THE SALTAIRE RIFLE VOLUNTEERS
By Roger Clarke
Saltaire barber, Peter Randall, showed me this photograph of the Saltaire Rifle Volunteers, which a branch of his family was involved with. The 39th West Riding Rifle Volunteers were established in Saltaire in 1859. The Volunteers were a Home Guard, a kind of Dad’s Army, formed with the idea of protecting Britain against invasion.
Image: Peter Randall in his barber's shop, Bingley Road, 2 February 2007
Peter’s great, great grandfather, Dorson Firth, was the gamekeeper for the Earl of Rosse at Northcliffe. It is believed that his one of his sons, Tom Firth, instructed the Volunteers which included 90 villagers and members of the Salt family. Edward, George and Titus Junior held commissions with them, and Sir Titus gave the Volunteers beer to drink when they were on manoeuvres. Edward Ackroyd, creator of the model village of Akroydon in Halifax, was commissioned colonel in the Volunteers and afterwards always insisted on being called Colonel Akroyd, as though this was a Regular Army commission.
They used Snider rifles which were kept in an amoury in Victoria Hall and it is thought that the gymnasium was their drill room.
The photo shows Tom Firth (back row, far right) as a member of the Volunteers. He lived in Northcliffe Woods and like his relatives was gamekeeper to the Earl of Ross.
Image: The Saltaire Rifle Volunteers, date unknown.

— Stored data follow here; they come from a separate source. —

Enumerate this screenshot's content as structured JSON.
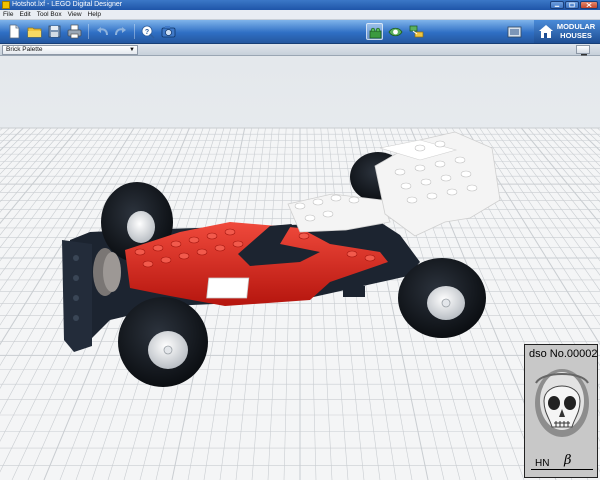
{
  "window": {
    "title": "Hotshot.lxf - LEGO Digital Designer",
    "controls": [
      "minimize",
      "maximize",
      "close"
    ]
  },
  "menubar": {
    "items": [
      "File",
      "Edit",
      "Tool Box",
      "View",
      "Help"
    ]
  },
  "toolbar": {
    "tools": [
      {
        "icon": "new-file-icon"
      },
      {
        "icon": "open-folder-icon"
      },
      {
        "icon": "save-icon"
      },
      {
        "icon": "print-icon"
      },
      {
        "icon": "undo-icon"
      },
      {
        "icon": "redo-icon"
      },
      {
        "icon": "help-icon"
      },
      {
        "icon": "camera-icon"
      }
    ],
    "modes": [
      {
        "icon": "build-mode-icon",
        "selected": true
      },
      {
        "icon": "view-mode-icon",
        "selected": false
      },
      {
        "icon": "building-guide-icon",
        "selected": false
      }
    ],
    "theme_button": {
      "label": "MODULAR HOUSES",
      "icon": "house-icon"
    }
  },
  "palette": {
    "selected": "Brick Palette"
  },
  "watermark": {
    "id_text": "dso No.00002",
    "signature": "HN",
    "beta": "β"
  },
  "colors": {
    "accent": "#2f6fc4",
    "brick_red": "#d8261c",
    "brick_white": "#f4f4f4",
    "brick_dark": "#1c2430",
    "grid": "#c9cdd1"
  }
}
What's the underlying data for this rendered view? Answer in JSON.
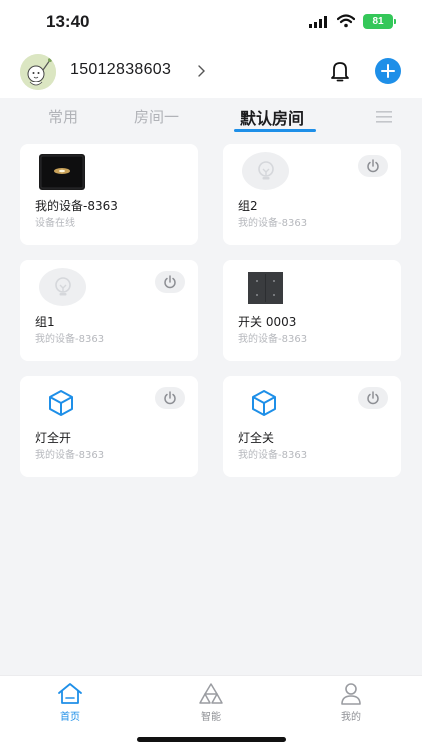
{
  "status_bar": {
    "time": "13:40",
    "battery": "81"
  },
  "header": {
    "account": "15012838603"
  },
  "tabs": [
    {
      "label": "常用"
    },
    {
      "label": "房间一"
    },
    {
      "label": "默认房间"
    }
  ],
  "devices": [
    {
      "name": "我的设备-8363",
      "sub": "设备在线",
      "icon": "device-photo"
    },
    {
      "name": "组2",
      "sub": "我的设备-8363",
      "icon": "bulb-icon"
    },
    {
      "name": "组1",
      "sub": "我的设备-8363",
      "icon": "bulb-icon"
    },
    {
      "name": "开关 0003",
      "sub": "我的设备-8363",
      "icon": "switch-panel-photo"
    },
    {
      "name": "灯全开",
      "sub": "我的设备-8363",
      "icon": "cube-icon"
    },
    {
      "name": "灯全关",
      "sub": "我的设备-8363",
      "icon": "cube-icon"
    }
  ],
  "bottom_nav": [
    {
      "label": "首页",
      "icon": "home-icon",
      "active": true
    },
    {
      "label": "智能",
      "icon": "smart-icon",
      "active": false
    },
    {
      "label": "我的",
      "icon": "profile-icon",
      "active": false
    }
  ],
  "colors": {
    "accent": "#1e8fe8",
    "background": "#f3f4f6",
    "battery": "#34c759"
  }
}
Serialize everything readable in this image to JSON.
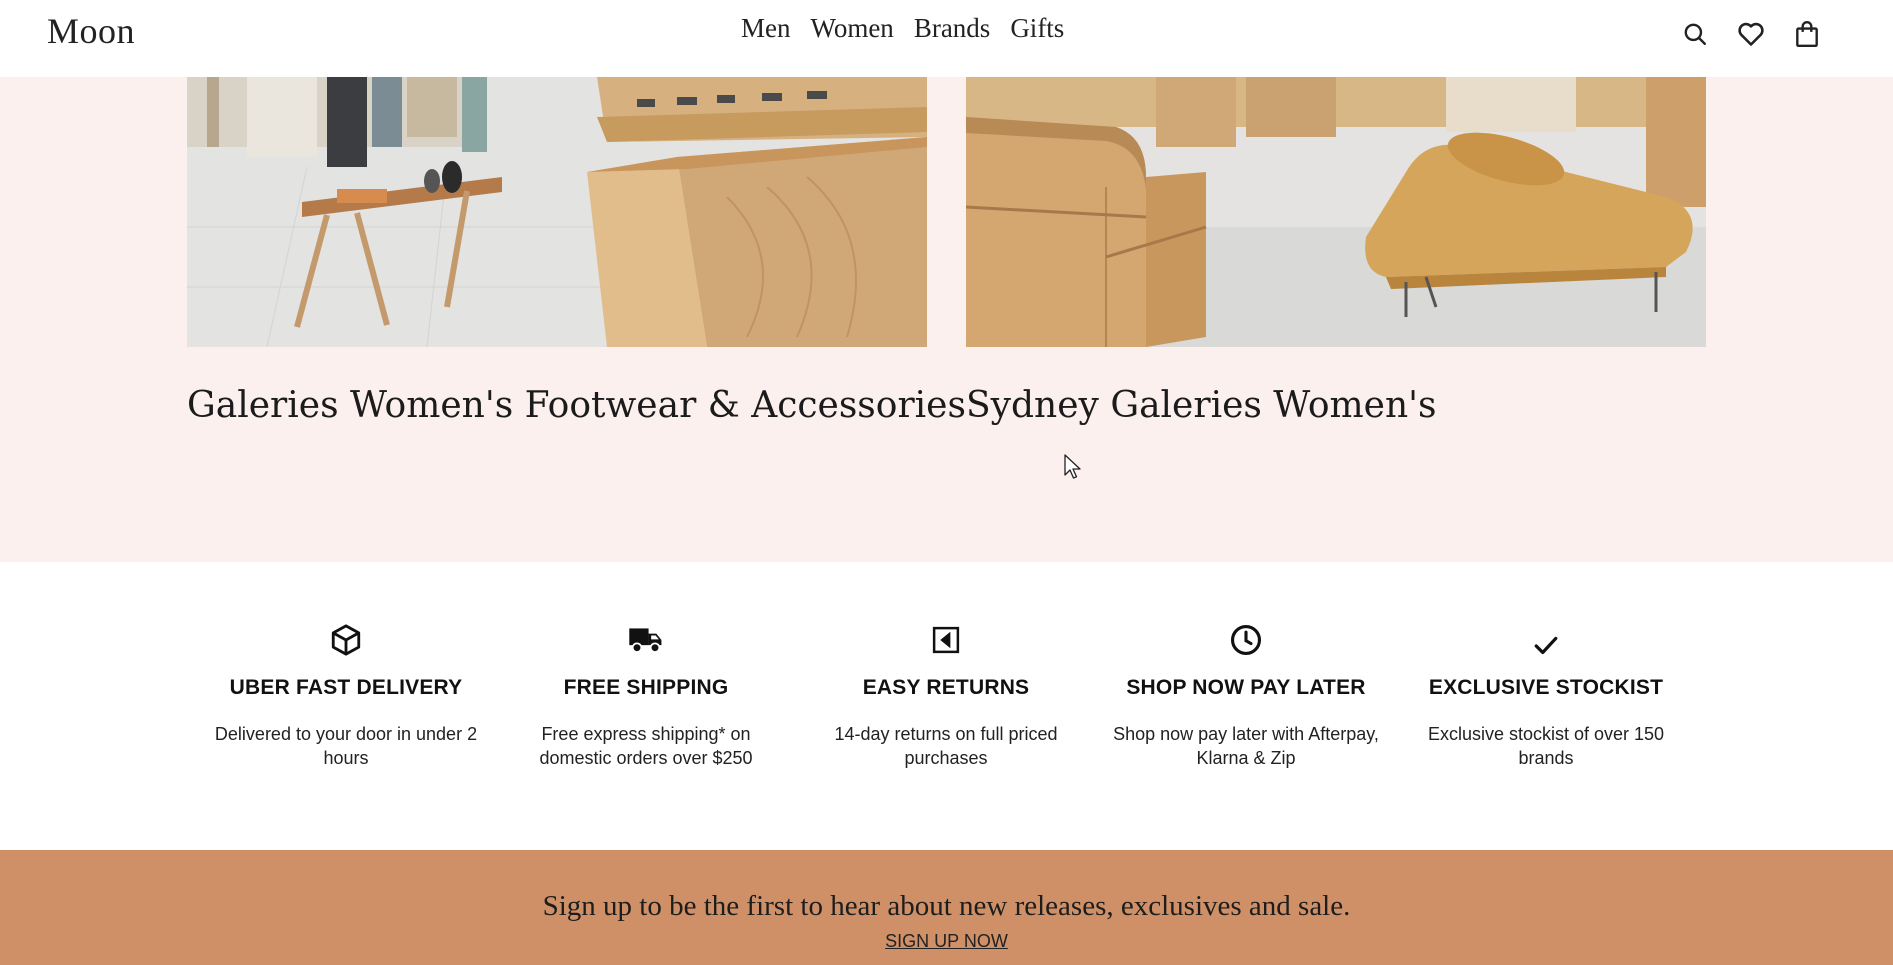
{
  "header": {
    "logo": "Moon",
    "nav": [
      "Men",
      "Women",
      "Brands",
      "Gifts"
    ],
    "icons": [
      "search-icon",
      "heart-icon",
      "bag-icon"
    ]
  },
  "stores": [
    {
      "title": "Galeries Women's Footwear & Accessories"
    },
    {
      "title": "Sydney Galeries Women's"
    }
  ],
  "features": [
    {
      "icon": "box-icon",
      "title": "UBER FAST DELIVERY",
      "desc": "Delivered to your door in under 2 hours"
    },
    {
      "icon": "truck-icon",
      "title": "FREE SHIPPING",
      "desc": "Free express shipping* on domestic orders over $250"
    },
    {
      "icon": "return-icon",
      "title": "EASY RETURNS",
      "desc": "14-day returns on full priced purchases"
    },
    {
      "icon": "clock-icon",
      "title": "SHOP NOW PAY LATER",
      "desc": "Shop now pay later with Afterpay, Klarna & Zip"
    },
    {
      "icon": "check-icon",
      "title": "EXCLUSIVE STOCKIST",
      "desc": "Exclusive stockist of over 150 brands"
    }
  ],
  "signup": {
    "text": "Sign up to be the first to hear about new releases, exclusives and sale.",
    "link": "SIGN UP NOW"
  },
  "colors": {
    "stores_bg": "#fbf0ee",
    "signup_bg": "#cf9068",
    "text": "#111111"
  }
}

Peter Randall is a member of the Firth family whose family tree has been traced back to 1723 living in this area. Members of the family are well represented as workers in Salts Mill, and for many years they ran the bakery at 2, Victoria Road . Another branch of the family worked as farmers and gamekeepers since the 1700s.
I’m grateful to Peter for sharing his family history and this photograph with us.